The DDoS experts with CloudFlare first began seeing attacks of increasing size over the last 72 hours, Matthew Prince, CEO of CloudFlare, told SCMagazine.com in a Tuesday email correspondence. He said the attacks peaked for a few hours on Monday afternoon, PST.
“We're still gathering data from our upstream providers, but it appears the attack peaked just shy of 400 [gigabytes per second],” Prince said, explaining he could not reveal the particular CloudFlare customer being targeted in the attack.
CloudFlare is continuously and simultaneously seeing large DDoS attacks against its network, making it challenging for researchers to pin down exactly how long this particular attack lasted, Prince said.

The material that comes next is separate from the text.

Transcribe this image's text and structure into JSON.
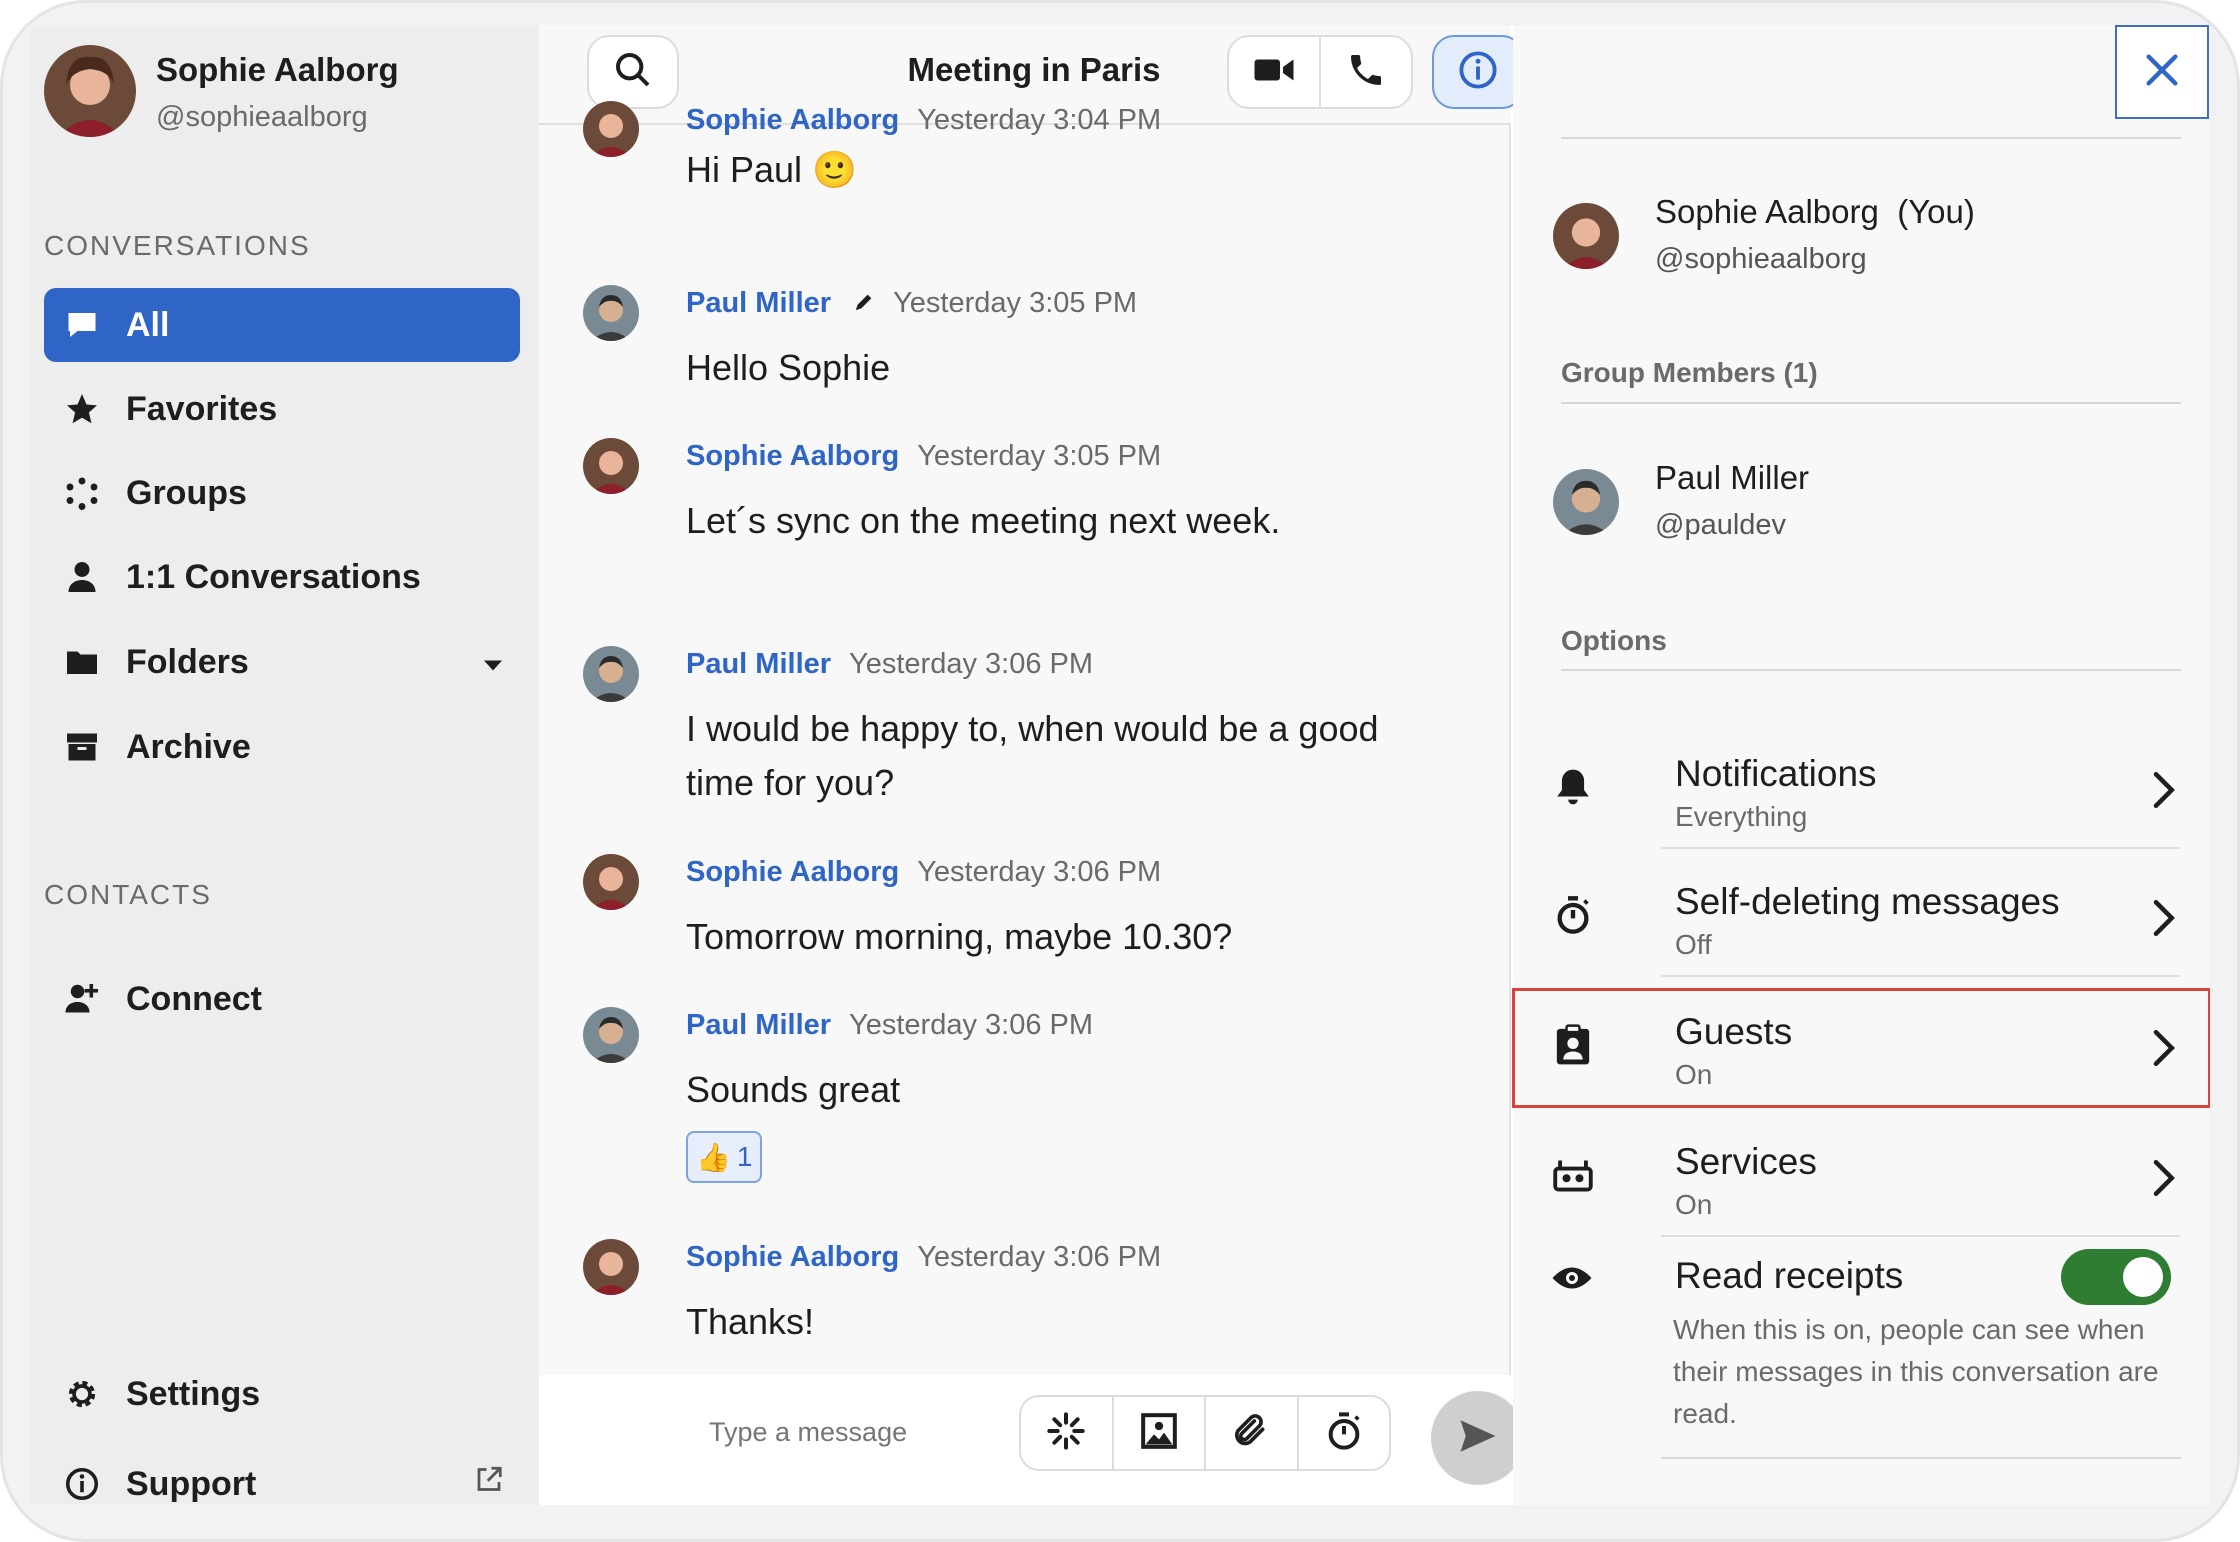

“The attack was quite distributed and we saw traffic from it across all of CloudFlare's global data centers,” Prince said. “The outward effects of the attack were most felt in Europe where we saw increased congestion [slowness] on our network.”
The attack was larger than the Spamhaus attack that took place in March 2013, but perhaps not the largest observed by CloudFlare, according to Prince, who explained that the attack was also notable for being a NTP reflection attack – a type of DDoS attack gaining popularity in 2014.
NTP stands for Network Time Protocol, which computers use to set clocks accurately, and an NTP reflection attack involves sending large amounts of data based on short requests, according to a blog post by John Graham-Cumming, a programmer with CloudFlare.
“An attacker, armed with a list of open NTP servers on the Internet, can easily pull off a DDoS attack using NTP,” Graham-Cumming wrote, explaining there are a number of tools – including Metasploit and NMAP – for identifying NTP servers, as well as the Open NTP Project.